When I use a machine learning algorithm to make regression prediction, why do I find that there is a constant between the predicted value and the actual value? Could you tell me what may cause this phenomenon?Is it a model problem or a data problem?
If you are using some flavour of RNN, this is because it overfits and simply outputs the value of the previous timestep (and it looks constant because it is hard to distinguish point k and k+1 in a timeseries of thousands of points). In which case it is likely both a model and a data problem (As in, model overfits and data not enough).
Otherwise, if you are trying to predict point estimates, i would also imagine that this is a model problem, but without more details (what are you trying to predict, what architecture, how many data, etc) it is really hard to tell.
A difference between the predicted regression value and the actual value is called residual. One of the main assumptions of the regression analysis is the normal distribution of the residuals with the mean equal to 0, i.e residuals must be both positive and negative.
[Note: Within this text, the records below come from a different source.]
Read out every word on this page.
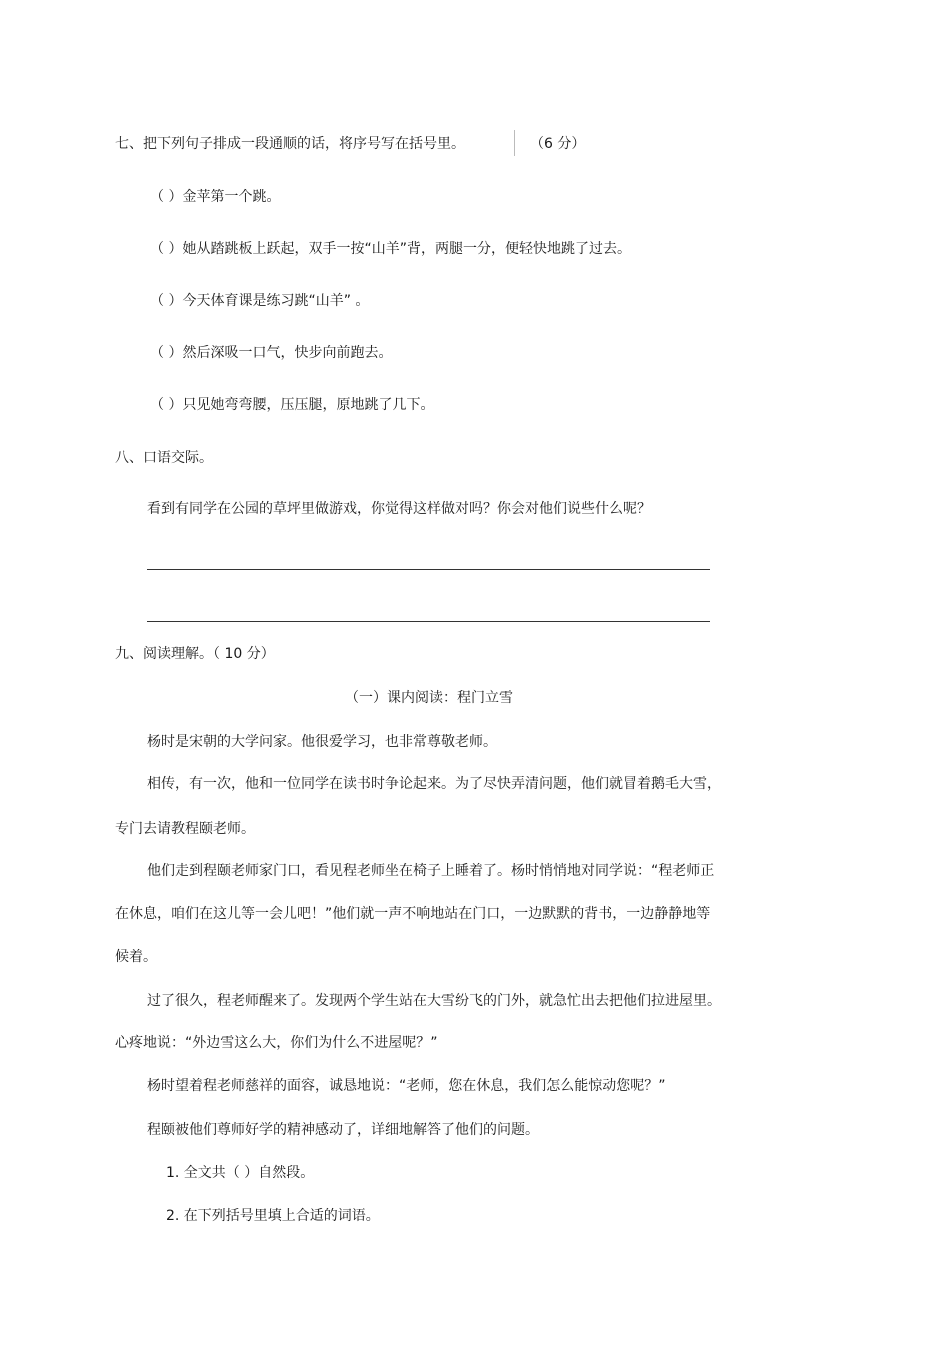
七、把下列句子排成一段通顺的话，将序号写在括号里。	（6 分）
（ ）金苹第一个跳。
（ ）她从踏跳板上跃起，双手一按“山羊”背，两腿一分，便轻快地跳了过去。
（ ）今天体育课是练习跳“山羊” 。
（ ）然后深吸一口气，快步向前跑去。
（ ）只见她弯弯腰，压压腿，原地跳了几下。
八、口语交际。
看到有同学在公园的草坪里做游戏，你觉得这样做对吗？你会对他们说些什么呢？
九、阅读理解。（ 10 分）
（一）课内阅读：程门立雪
杨时是宋朝的大学问家。他很爱学习，也非常尊敬老师。
相传，有一次，他和一位同学在读书时争论起来。为了尽快弄清问题，他们就冒着鹅毛大雪，
专门去请教程颐老师。
他们走到程颐老师家门口，看见程老师坐在椅子上睡着了。杨时悄悄地对同学说：“程老师正
在休息，咱们在这儿等一会儿吧！”他们就一声不响地站在门口，一边默默的背书，一边静静地等
候着。
过了很久，程老师醒来了。发现两个学生站在大雪纷飞的门外，就急忙出去把他们拉进屋里。
心疼地说：“外边雪这么大，你们为什么不进屋呢？”
杨时望着程老师慈祥的面容，诚恳地说：“老师，您在休息，我们怎么能惊动您呢？”
程颐被他们尊师好学的精神感动了，详细地解答了他们的问题。
1. 全文共（ ）自然段。
2. 在下列括号里填上合适的词语。
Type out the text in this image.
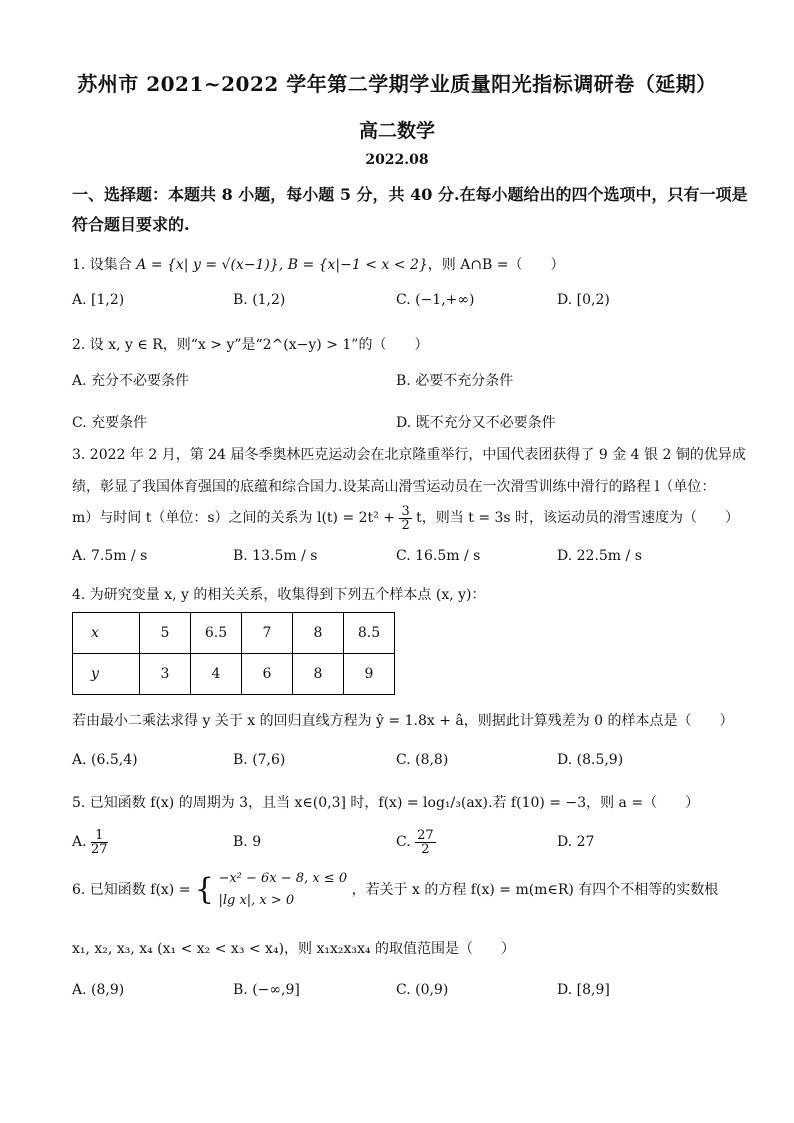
苏州市 2021~2022 学年第二学期学业质量阳光指标调研卷（延期）
高二数学
2022.08
一、选择题：本题共 8 小题，每小题 5 分，共 40 分.在每小题给出的四个选项中，只有一项是
符合题目要求的.
1. 设集合 A = {x| y = √(x−1)}, B = {x|−1 < x < 2}，则 A∩B =（　　）
A. [1,2)	B. (1,2)	C. (−1,+∞)	D. [0,2)
2. 设 x, y ∈ R，则“x > y”是“2^(x−y) > 1”的（　　）
A. 充分不必要条件	B. 必要不充分条件
C. 充要条件	D. 既不充分又不必要条件
3. 2022 年 2 月，第 24 届冬季奥林匹克运动会在北京隆重举行，中国代表团获得了 9 金 4 银 2 铜的优异成
绩，彰显了我国体育强国的底蕴和综合国力.设某高山滑雪运动员在一次滑雪训练中滑行的路程 l（单位：
m）与时间 t（单位：s）之间的关系为 $l(t) = 2t^2 + \frac{3}{2}$ t，则当 t = 3s 时，该运动员的滑雪速度为（　　）
A. 7.5m / s	B. 13.5m / s	C. 16.5m / s	D. 22.5m / s
4. 为研究变量 x, y 的相关关系，收集得到下列五个样本点 (x, y)：
x	5	6.5	7	8	8.5
y	3	4	6	8	9
若由最小二乘法求得 y 关于 x 的回归直线方程为 ŷ = 1.8x + â，则据此计算残差为 0 的样本点是（　　）
A. (6.5,4)	B. (7,6)	C. (8,8)	D. (8.5,9)
5. 已知函数 f(x) 的周期为 3，且当 x∈(0,3] 时，f(x) = log₁/₃(ax).若 f(10) = −3，则 a =（　　）
A. $\frac{1}{27}$	B. 9	C. $\frac{27}{2}$	D. 27
6. 已知函数 f(x) = { −x² − 6x − 8, x ≤ 0
|lg x|, x > 0
，若关于 x 的方程 f(x) = m(m∈R) 有四个不相等的实数根
x₁, x₂, x₃, x₄ (x₁ < x₂ < x₃ < x₄)，则 x₁x₂x₃x₄ 的取值范围是（　　）
A. (8,9)	B. (−∞,9]	C. (0,9)	D. [8,9]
If this condition is not met (residuals are only positive or negative, i.e. the model either consistently over-predict or under-predict) this means that the regression model is poorly chosen for prediction, although it might reasonably fit the data.
The reasons for poor prediction might be that (i) the regression model should include non-linear terms instead of being just linear, (ii) multicollinearity of the independent variables, (iii) missing important predictive variables (features), i.e. a poor understanding of the problem and the data, (iv) non-constant data variance, or (v) incorrect use of the model for extrapolation (prediction) way beyond the range of the independent variables that were used for the model's parameters estimation.
Overall, your focus should be that the model meets assumptions of regression analysis (model problem) rather than on machine learning technology.
You said that "...there is a constant between the predicted value and the actual value," but you cannot actually mean that the difference is always a known constant. That would mean that you know all dependent variable values with a zero estimated residual. I mean that for that model, the "irreducible error," sigma, is zero. So all predicted-y values would be associated with e=0, so y = predicted-y. Or if you have not accounted for the constant, c, yet, whether always negative or always positive,
y = predicted-y - c.
Perhaps you can clarify what you meant to say by providing an example.
In general,
y = predicted-y + e,
where e is a random variable, often heteroscedastic, but with a random factor.
Perhaps you meant
y = predicted-y + c + e.
Considering that if there were an intercept term, it would be part of predicted-y, then what you would mean here would be to say that there is a model bias. That is, we do not have model-unbiasedness, so the expected sum of the estimated residuals is not 0, but c. That would be a model problem. But I am not certain that that was your question.
Please change the last paragraph to the following:
Considering that if there were an intercept term, it would be part of predicted-y, then what you would mean here would be to say that there is a model bias. That is, we do not have model-unbiasedness, so the expected sum of the estimated residuals is not 0, but c. That would be a model problem. Also, sigma is still zero. That appears to also be a model problem. But I am not certain that that was your question.
James R Knaub Alexander Kolker Ioannis Kouroudis Jamie Wallis thx you all,with your help, I have a general understanding of this problem, and I will consider these problems in my practical problems.